Un trago amargo, uno dulce y otro suave
NUEVE DÍAS en Mauritania significaban un viaje excitante que nos ayudaría a salir de la monotonía laboral de Madrid. Pero al final, el recorrido que realizamos en 4×4 a través del desierto, visitando las principales ciudades caravaneras, se convirtió en un viaje interior por la inmensidad del desierto.
Seis horas separan la capital, Nuakchot, del oasis de Terjit, nacido en la grieta de una montaña y adornado con bellas palmeras. Fue allí, bajo la luz de la luna, donde Abdala, uno de nuestros guías, nos preparó un vaso de té: el primer sorbo, amargo como la vida; el segundo, dulce como el amor, y el tercero, suave como la muerte.
A tres horas de este paraíso terrenal llegamos a Chingueti, la séptima ciudad santa del islam. Su ciudad vieja alberga antiguas bibliotecas con viejos manuscritos que hablan del pasado esplendor de la ciudad, en la que se llegaron a reunir 5.000 camellos en un solo día. Declarada patrimonio de la humanidad, Chingueti lucha para que no la engulla el desierto, cuya inmensidad encoge el corazón de quien lo mira. A varias horas de Chingueti se encuentran las ruinas de Wadan, ciudad fundada en 1141. Un proyecto español forma a guías para que muestren la ciudad a los turistas, una iniciativa que contribuye a salvaguardar la cultura del lugar y a su desarrollo económico.
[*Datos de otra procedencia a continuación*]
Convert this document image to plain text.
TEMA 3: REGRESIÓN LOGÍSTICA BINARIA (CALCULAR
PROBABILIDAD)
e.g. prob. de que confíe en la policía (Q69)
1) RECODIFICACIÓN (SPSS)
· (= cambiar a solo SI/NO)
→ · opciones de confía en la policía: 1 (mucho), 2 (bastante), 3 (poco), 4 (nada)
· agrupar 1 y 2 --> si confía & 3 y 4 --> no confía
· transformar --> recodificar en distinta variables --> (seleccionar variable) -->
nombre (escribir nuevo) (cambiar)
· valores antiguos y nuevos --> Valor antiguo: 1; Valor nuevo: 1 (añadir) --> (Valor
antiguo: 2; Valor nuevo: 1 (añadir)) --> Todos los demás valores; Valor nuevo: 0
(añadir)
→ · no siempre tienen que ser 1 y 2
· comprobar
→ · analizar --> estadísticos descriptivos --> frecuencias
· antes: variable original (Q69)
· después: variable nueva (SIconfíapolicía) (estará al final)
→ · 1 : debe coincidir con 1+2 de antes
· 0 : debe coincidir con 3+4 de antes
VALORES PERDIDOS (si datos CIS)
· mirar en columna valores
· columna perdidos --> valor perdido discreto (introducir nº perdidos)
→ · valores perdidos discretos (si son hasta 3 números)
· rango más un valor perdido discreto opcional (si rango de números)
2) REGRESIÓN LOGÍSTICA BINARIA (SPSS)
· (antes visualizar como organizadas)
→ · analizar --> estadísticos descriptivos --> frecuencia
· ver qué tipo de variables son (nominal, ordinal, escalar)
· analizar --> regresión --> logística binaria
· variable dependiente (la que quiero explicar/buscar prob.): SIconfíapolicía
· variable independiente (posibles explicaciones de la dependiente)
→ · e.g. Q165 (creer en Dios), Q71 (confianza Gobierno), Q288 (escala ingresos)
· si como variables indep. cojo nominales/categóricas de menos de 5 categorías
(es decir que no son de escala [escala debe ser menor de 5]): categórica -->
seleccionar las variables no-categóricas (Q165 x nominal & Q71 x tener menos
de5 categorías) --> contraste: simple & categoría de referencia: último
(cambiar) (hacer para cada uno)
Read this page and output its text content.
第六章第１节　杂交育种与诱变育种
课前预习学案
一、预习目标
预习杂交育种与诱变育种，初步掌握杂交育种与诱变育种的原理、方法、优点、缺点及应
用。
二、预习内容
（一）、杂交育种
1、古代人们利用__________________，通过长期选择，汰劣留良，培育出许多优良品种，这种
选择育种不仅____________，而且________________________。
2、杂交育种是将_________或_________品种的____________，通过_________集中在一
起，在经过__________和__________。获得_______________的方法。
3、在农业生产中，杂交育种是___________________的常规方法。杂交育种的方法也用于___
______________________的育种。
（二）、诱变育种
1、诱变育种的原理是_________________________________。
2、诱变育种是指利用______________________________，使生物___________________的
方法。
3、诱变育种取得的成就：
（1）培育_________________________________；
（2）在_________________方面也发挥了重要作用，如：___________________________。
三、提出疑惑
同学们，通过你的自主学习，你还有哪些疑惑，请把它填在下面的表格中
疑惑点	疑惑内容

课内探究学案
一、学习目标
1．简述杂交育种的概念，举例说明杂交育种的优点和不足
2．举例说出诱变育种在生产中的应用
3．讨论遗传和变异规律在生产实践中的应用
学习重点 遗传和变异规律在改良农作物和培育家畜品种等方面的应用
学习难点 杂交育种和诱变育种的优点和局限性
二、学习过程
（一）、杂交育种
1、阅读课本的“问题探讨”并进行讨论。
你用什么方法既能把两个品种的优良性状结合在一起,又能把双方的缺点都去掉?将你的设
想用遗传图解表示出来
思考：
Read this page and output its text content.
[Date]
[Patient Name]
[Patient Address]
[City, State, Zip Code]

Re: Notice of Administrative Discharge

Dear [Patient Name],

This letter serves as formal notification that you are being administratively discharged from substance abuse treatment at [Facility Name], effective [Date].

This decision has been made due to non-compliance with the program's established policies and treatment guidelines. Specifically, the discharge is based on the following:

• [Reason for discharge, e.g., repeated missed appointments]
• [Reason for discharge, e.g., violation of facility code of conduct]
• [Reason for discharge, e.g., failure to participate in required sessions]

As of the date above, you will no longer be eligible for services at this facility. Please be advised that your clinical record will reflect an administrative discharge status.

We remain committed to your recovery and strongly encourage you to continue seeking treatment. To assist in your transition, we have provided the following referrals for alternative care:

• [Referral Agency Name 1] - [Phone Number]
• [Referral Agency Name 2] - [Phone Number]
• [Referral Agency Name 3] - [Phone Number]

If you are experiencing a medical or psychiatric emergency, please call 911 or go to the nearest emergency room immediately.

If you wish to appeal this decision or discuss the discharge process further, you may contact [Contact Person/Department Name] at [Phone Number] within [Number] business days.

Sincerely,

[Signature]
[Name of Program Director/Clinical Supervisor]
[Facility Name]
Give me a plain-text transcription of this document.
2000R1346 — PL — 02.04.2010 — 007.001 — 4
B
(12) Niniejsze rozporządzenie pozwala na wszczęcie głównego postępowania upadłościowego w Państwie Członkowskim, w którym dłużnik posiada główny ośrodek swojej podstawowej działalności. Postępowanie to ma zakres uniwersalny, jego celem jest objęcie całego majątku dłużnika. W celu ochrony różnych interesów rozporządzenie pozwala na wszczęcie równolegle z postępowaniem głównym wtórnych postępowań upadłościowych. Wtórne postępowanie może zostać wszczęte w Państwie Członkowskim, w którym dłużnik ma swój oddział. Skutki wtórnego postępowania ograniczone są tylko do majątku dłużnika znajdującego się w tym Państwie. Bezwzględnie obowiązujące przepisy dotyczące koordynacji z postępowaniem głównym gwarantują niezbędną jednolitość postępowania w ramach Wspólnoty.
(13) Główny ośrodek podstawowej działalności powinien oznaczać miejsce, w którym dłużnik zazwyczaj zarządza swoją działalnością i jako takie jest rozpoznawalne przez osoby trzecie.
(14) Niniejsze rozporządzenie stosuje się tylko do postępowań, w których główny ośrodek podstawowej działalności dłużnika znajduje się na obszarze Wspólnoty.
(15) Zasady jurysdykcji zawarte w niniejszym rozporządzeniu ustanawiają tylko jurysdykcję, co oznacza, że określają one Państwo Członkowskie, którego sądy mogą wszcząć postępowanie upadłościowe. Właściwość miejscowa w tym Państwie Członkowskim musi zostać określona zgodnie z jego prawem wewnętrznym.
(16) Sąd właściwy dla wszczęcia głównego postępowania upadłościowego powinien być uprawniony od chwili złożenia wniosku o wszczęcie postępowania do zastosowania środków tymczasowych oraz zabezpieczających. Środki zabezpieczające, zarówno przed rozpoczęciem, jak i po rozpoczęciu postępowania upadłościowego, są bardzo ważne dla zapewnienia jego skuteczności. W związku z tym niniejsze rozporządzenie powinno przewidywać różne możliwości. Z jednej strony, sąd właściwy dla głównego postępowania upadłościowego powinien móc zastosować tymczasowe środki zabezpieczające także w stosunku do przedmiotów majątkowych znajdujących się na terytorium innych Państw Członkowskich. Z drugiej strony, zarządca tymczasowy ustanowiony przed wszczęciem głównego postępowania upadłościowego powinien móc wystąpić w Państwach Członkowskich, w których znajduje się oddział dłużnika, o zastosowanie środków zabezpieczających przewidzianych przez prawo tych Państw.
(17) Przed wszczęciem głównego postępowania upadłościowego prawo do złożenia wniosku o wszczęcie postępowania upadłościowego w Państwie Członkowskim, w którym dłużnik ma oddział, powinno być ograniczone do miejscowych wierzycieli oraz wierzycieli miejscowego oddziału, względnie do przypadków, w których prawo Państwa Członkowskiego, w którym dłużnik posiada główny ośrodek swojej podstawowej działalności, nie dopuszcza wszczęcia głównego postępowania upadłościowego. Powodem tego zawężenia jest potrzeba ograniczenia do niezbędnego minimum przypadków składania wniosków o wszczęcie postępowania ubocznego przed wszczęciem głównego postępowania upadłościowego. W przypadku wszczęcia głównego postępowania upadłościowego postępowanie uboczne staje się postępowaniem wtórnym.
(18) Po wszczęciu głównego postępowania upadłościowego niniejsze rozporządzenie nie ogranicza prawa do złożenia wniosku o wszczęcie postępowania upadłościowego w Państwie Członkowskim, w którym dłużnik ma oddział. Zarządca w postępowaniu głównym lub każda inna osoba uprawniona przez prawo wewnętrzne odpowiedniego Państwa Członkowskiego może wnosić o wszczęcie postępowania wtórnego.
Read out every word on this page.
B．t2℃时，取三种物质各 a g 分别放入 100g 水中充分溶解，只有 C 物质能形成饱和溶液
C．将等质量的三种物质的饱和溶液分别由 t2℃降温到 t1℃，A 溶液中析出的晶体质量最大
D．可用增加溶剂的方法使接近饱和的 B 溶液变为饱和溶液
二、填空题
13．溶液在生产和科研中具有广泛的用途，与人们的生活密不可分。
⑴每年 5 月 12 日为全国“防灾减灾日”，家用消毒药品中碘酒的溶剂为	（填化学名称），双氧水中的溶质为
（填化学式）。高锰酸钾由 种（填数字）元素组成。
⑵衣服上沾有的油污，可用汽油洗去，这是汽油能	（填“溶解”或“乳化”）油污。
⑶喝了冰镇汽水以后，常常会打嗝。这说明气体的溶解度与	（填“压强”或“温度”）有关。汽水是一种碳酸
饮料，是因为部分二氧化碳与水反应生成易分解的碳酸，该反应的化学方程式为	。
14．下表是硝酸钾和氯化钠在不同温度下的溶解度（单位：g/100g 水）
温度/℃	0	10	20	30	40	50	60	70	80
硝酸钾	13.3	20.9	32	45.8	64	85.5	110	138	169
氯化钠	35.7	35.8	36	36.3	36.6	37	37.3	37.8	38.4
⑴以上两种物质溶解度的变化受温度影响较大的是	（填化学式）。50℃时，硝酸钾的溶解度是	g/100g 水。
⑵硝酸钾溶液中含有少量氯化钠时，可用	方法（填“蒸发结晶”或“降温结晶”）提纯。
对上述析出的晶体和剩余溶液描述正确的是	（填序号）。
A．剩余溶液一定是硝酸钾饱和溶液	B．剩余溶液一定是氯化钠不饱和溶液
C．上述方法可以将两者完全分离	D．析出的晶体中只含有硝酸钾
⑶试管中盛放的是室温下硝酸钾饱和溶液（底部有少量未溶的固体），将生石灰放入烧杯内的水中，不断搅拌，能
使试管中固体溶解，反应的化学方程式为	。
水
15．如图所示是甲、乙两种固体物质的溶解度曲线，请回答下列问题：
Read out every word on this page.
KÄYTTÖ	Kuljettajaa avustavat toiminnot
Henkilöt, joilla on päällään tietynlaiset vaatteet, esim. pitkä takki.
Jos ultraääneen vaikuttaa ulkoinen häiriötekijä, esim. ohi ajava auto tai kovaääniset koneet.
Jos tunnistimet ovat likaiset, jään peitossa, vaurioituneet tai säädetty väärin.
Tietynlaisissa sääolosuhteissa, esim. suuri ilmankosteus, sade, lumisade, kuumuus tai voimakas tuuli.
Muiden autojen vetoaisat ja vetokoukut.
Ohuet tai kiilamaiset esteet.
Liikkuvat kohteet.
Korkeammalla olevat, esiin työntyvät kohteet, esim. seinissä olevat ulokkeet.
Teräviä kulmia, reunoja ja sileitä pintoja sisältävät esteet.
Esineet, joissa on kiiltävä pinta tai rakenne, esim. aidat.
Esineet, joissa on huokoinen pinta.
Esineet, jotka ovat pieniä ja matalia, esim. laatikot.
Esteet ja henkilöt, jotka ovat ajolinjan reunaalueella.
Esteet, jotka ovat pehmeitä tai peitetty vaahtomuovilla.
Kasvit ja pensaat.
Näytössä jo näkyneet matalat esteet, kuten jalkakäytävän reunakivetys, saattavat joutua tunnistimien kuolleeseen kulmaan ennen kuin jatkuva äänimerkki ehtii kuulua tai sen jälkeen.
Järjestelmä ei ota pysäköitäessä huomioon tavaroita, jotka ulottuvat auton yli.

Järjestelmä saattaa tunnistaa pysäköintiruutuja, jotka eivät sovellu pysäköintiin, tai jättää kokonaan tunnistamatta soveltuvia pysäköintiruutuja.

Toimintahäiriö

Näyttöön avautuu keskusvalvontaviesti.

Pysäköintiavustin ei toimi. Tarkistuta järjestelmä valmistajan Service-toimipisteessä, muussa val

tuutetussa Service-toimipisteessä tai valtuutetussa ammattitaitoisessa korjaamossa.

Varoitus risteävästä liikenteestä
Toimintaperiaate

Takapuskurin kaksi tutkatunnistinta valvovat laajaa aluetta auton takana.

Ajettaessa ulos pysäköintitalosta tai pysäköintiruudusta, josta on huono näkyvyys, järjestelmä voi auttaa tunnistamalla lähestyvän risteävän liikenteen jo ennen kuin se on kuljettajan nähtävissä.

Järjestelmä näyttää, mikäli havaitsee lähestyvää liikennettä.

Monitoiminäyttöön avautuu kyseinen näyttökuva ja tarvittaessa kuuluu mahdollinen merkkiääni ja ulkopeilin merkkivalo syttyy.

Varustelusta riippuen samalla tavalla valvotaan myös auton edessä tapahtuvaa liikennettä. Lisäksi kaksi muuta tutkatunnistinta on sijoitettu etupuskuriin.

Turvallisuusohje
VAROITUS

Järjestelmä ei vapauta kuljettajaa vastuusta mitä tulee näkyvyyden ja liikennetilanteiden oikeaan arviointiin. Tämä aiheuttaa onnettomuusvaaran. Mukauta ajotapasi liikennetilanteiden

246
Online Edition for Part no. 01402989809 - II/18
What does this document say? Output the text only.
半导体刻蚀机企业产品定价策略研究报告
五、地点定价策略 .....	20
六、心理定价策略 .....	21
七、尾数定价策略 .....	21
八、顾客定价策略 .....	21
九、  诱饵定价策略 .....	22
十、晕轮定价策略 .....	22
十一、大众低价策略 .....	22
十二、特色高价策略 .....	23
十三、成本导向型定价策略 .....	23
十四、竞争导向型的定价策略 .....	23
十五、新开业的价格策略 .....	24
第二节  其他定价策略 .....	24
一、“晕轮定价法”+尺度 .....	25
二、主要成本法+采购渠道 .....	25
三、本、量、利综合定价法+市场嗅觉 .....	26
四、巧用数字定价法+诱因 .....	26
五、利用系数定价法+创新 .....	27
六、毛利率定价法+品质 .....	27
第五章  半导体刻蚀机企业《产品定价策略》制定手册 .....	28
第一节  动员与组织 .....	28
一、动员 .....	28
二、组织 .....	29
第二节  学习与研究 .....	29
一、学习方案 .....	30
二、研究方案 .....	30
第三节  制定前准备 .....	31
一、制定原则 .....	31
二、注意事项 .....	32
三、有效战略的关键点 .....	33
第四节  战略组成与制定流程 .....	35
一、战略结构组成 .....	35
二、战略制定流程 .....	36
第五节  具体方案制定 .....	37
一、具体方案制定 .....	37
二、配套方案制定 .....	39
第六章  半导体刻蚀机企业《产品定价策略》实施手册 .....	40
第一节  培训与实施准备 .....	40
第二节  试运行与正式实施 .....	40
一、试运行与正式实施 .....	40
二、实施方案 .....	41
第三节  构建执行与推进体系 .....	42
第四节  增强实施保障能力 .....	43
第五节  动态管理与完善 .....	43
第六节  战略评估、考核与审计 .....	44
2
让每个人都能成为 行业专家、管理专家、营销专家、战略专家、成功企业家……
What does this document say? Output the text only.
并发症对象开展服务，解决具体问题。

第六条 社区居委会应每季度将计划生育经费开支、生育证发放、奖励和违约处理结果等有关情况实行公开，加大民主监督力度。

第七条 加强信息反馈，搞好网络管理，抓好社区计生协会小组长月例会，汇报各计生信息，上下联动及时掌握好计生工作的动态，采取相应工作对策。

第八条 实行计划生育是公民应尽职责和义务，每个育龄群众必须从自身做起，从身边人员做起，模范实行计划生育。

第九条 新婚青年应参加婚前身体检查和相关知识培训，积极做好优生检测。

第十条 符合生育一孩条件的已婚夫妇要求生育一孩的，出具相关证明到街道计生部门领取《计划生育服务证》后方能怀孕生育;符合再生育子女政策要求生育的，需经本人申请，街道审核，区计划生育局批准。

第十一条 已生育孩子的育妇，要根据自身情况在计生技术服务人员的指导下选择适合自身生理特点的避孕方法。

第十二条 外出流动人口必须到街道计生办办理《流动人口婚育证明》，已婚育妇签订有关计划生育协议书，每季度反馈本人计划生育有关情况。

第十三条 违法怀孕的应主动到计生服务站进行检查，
Tras visitar otros pueblos como Atar y Azugui regresamos a Nuakchot, urbe tomada por las cabras, burros, vehículos destartalados y por la basura que se acumula en sus calles. Lo más interesante de Nuakchot es el puerto, sobre todo a las cinco de la tarde, cuando los cayucos regresan de un día de pesca y la playa se llena de los colores alegres de las barcas y el bullicio de los pescadores.
Pero tal vez lo más bello de Mauritania sea su gente. Personas con un pasado nómada para las que la hospitalidad es la norma, y que siempre comparten lo poco que poseen.